1. Start Saving Early
Having enough savings to cover 20% of the cost of your home can save you a ton on mortgage insurance and lower your interest payments. If saving 20% seems impossible- first time home buyer programs are aimed at making it easier for folks like you. Check out our article on First Time Home Buyer Programs. You will also need cash to cover closing costs and any expenses needed to make your new home move-in ready.
2. Check Your Credit Early
This is also a great time to check your credit score and see if you may be able to bump it up a bit. A small improvement in credit could mean huge savings over the length of your loan. You can check your credit score for free and without impacting your score here. Experian also has a credit boost program that uses your bill payment history to boost your score. Some tips for improving your credit score are to pay all your bills on time and keep your credit card balances as low as possible. Patience is the key here. It took time to get your credit where it is today and it will take time to improve it as well.
3. Determine How Much Home You Can Afford
Check your monthly budget to determine how much you can afford to spend on a new house. A good rule of thumb is to make sure your monthly housing costs (including HOA fees, taxes, and insurance) don’t exceed 25% of your monthly take home pay. Here’s a nice mortgage calculator to get an estimate of what homes are in your price range.
4. Shop Around For a Mortgage
Request loan estimates from multiple lenders so you can compare the fees, interest rates, and origination fees. This may be the largest single purchase you make in your life. It’s worth comparing your options. Be aware that each time a lender pulls your credit report- there may be a small dip in your score. Try asking for an estimate of rates without giving the lender your social security number. And only formally apply for the loan once you pick the lender you want to go with.
5. Get Pre-Approved
A pre-approval letter signals to home sellers and real estate agents that you are a serious buyer. This can be a real advantage when you are ready to make an offer on a home.

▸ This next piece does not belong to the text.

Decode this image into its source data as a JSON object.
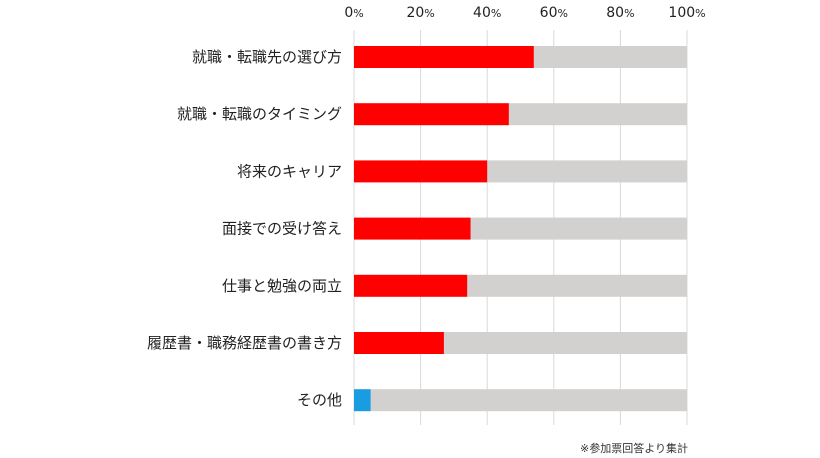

6. Choose a Real-Estate Agent Carefully
Your real-estate agent is your guide through the home buying process. A good real estate agent can answer your questions about everything from school districts to home inspections and will help to steer you toward the home of your dreams. Ask your friends and colleagues for recommendations.
7. Don’t Pass on The Home Inspection
Some lenders will require a home inspection but don’t pass on it even if your lender doesn’t ask for it. A home inspection will tell you things about your house that even the previous owner may not know. How is the electrical system, the septic, the plumbing, the roof? Any of these things can mean major expenses that you need to be aware of before you pull the trigger on a sale. This step can save you from buying a lemon.
8. Price Negotiate
If anything turns up funny in the home inspection report or the seller disclosure, now is the time to negotiate. The seller may be willing to repair anything that you aren’t happy with or give you a discount to cover the cost of making those repairs. At the end of the day, you are the one that has to pay for this home so make sure you are happy with the purchase you make and the final price.